Question

A ray of light is incident normally on one face of a prism as shown in figure. The refractive index of the material of the prism is $\dfrac{5}{3}$ ​ and the prism is immersed in water of refractive index $\dfrac{4}{3}$ ​ then

A) the angle of emergence of the ray is ${{\sin }^{-1}}(\dfrac{5}{8})$
B) the angle of emergence of the ray is ${{\sin }^{-1}}(\dfrac{5}{4\sqrt{3}})$
C) the angle of emergence of the ray is ${{\sin }^{-1}}(\dfrac{7}{3\sqrt{4}})$
D) TIR will not occur at p if the refractive index of water increases to a value greater than $\dfrac{5}{2\sqrt{3}}$ by dissolving some substance.

Answer 1

Hint: Snell’s law can be used to solve the above problem.
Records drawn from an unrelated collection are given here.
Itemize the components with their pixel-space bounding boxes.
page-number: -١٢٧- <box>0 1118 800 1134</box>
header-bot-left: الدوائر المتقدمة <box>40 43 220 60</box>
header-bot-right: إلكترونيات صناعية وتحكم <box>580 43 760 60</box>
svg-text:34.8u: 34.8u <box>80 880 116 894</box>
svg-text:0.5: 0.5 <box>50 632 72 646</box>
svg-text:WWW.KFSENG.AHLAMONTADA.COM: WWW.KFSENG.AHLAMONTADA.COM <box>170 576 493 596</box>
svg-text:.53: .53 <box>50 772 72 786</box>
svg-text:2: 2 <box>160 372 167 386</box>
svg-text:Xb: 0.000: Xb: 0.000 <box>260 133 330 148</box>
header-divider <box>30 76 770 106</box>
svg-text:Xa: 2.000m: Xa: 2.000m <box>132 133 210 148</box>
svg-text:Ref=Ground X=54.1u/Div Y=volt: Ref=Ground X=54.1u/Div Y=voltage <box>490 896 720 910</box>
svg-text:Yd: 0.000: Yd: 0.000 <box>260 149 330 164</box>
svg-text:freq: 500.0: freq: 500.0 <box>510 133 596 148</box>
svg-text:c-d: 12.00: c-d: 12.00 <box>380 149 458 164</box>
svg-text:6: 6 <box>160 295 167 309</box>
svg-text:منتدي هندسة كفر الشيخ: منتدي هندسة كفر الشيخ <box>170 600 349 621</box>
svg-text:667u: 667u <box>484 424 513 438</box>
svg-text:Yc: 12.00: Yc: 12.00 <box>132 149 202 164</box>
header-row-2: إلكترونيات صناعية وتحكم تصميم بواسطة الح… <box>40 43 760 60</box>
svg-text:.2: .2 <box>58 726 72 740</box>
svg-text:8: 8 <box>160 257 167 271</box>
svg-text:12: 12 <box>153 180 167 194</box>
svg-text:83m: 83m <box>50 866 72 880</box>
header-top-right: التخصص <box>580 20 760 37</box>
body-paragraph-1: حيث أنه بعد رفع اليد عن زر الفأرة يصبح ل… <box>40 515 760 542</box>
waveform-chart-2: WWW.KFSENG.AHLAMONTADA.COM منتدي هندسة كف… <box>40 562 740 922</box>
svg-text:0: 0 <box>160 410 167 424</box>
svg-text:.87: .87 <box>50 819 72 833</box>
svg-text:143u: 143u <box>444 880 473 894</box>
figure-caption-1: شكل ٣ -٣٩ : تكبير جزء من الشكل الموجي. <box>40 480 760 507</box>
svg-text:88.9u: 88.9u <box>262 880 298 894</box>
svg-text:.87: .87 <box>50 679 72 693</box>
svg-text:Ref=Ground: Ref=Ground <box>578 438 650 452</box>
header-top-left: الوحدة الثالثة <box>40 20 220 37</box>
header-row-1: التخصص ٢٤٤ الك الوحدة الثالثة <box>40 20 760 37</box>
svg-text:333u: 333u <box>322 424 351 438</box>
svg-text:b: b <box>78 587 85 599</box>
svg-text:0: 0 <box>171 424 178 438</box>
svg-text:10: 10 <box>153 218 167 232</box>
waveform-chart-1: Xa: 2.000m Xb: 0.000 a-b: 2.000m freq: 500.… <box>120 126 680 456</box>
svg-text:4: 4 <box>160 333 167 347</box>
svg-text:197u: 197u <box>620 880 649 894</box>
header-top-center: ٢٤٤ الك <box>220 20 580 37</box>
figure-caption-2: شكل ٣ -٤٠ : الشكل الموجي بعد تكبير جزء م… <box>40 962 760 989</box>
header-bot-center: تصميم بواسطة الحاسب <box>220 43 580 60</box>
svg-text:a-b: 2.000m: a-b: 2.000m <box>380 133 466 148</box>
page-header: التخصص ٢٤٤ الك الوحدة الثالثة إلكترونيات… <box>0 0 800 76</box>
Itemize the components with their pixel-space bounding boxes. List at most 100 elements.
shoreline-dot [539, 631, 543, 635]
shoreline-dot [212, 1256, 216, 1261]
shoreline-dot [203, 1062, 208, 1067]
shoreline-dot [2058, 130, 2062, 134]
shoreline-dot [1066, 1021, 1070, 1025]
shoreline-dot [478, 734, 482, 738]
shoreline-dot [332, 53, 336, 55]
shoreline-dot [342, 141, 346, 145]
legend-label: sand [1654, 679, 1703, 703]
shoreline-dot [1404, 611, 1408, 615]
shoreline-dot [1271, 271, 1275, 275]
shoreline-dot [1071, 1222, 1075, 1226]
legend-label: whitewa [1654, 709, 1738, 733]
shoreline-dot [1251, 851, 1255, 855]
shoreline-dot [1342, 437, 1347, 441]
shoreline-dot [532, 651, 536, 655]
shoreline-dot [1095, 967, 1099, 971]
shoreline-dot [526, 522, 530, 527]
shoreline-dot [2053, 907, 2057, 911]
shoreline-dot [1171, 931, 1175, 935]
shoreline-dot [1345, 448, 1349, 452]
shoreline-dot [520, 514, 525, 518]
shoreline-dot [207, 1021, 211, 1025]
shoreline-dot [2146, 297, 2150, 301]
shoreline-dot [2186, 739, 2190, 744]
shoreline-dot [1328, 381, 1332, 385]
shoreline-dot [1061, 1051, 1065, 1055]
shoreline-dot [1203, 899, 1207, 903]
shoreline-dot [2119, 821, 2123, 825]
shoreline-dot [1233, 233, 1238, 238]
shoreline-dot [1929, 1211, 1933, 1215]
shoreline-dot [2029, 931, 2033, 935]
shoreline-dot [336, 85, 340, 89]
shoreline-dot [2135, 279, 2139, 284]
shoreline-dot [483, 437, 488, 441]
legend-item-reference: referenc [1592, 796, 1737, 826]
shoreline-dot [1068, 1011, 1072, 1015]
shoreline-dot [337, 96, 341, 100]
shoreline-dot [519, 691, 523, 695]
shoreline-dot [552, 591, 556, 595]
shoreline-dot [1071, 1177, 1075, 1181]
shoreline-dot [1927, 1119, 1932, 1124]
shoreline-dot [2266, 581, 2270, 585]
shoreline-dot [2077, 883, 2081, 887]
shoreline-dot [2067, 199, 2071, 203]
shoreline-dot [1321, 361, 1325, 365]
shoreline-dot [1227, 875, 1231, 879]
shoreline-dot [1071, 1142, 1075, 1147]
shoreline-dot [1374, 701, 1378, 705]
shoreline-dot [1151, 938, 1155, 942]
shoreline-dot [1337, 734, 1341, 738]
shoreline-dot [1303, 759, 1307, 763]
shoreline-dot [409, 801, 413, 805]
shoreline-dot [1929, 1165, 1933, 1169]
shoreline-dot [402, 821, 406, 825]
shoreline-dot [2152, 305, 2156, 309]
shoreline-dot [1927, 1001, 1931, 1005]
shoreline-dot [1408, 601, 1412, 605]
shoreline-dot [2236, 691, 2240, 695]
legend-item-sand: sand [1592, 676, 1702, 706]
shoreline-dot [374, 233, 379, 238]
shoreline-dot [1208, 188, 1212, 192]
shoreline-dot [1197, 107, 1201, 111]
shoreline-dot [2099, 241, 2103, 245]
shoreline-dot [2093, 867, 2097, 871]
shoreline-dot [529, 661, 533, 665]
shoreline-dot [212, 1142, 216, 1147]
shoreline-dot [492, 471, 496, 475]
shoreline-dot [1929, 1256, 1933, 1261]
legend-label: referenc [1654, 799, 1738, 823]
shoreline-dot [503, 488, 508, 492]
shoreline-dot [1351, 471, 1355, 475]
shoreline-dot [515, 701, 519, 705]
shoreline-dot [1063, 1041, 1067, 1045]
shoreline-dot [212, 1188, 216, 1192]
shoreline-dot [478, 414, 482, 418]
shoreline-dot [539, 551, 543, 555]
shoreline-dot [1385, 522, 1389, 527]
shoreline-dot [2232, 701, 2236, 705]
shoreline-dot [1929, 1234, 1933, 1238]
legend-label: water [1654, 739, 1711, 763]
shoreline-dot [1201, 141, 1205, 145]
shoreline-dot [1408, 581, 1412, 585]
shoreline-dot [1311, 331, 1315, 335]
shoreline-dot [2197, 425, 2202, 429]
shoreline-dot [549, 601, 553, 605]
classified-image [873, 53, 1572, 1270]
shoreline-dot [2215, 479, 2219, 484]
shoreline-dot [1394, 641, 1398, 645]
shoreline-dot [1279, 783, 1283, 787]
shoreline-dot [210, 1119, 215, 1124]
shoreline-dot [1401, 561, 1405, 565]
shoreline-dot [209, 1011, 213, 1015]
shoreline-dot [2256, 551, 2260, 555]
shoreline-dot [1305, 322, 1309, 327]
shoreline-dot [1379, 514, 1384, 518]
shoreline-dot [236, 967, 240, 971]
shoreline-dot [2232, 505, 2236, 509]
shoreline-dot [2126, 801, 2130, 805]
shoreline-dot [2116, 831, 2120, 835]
As total internal reflection is occurring at point p, use snell's law to find out the angle of emergence. Next, check the angle of emergence when the refractive index is changed. If it follows the total internal reflection rule, then TIR is possible.

Formulas used:
${{\mu }_{1}}\sin {{\theta }_{1}}={{\mu }_{2}}\sin {{\theta }_{2}}$

Complete answer:
If we check the diagram above, in the first case when the refractive index of the water isn’t changed,
The total internal reflection doesn’t occur at point p.
Therefore, using snell's law,
$\begin{align}
  & {{\mu }_{1}}\sin {{\theta }_{1}}={{\mu }_{2}}\sin {{\theta }_{2}} \\
 & \dfrac{5}{3}\sin {{30}^{0}}=\dfrac{4}{3}\sin {{\theta }_{2}} \\
 & {{\theta }_{2}}={{\sin }^{-1}}(\dfrac{5}{8}) \\
\end{align}$

Therefore, the angle of emergence when the refractive index of water isn’t changed is option a.
Now, when the refractive index of water is changed to new one by dissolving some substance,
$\begin{align}
  & {{\mu }_{w}} > \dfrac{5}{2\sqrt{3}} \\
 & \sin C > \dfrac{5}{2\sqrt{3}}\times \dfrac{3}{2} \\
 & C > {{60}^{0}} \\
\end{align}$
As we can see, there’s no possibility of total internal reflection here. Therefore, the correct option is d.

Finally, the correct options are a, d.

Additional information:
When light is incident upon a medium of lesser index of refraction, ray is bent away from the normal. This means that the exit angle is greater than the incident angle. This phenomenon is called internal reflection. If in case, the exit angle is equal to ninety degrees or greater than ninety degrees, the critical angle will be total internal reflection. Snell's law is used to calculate the critical angle. If the angle of incidence is less than the critical angle, some part of incident light will be transmitted and part will be reflected back.

Note:
If the angle of incidence of a ray is less than the critical angle, the ray neither gets reflected completely nor gets transmitted completely. Some part of the ray transmits and some part of the ray reflects. If the incident angle is greater than the critical angle, we can see total internal reflection.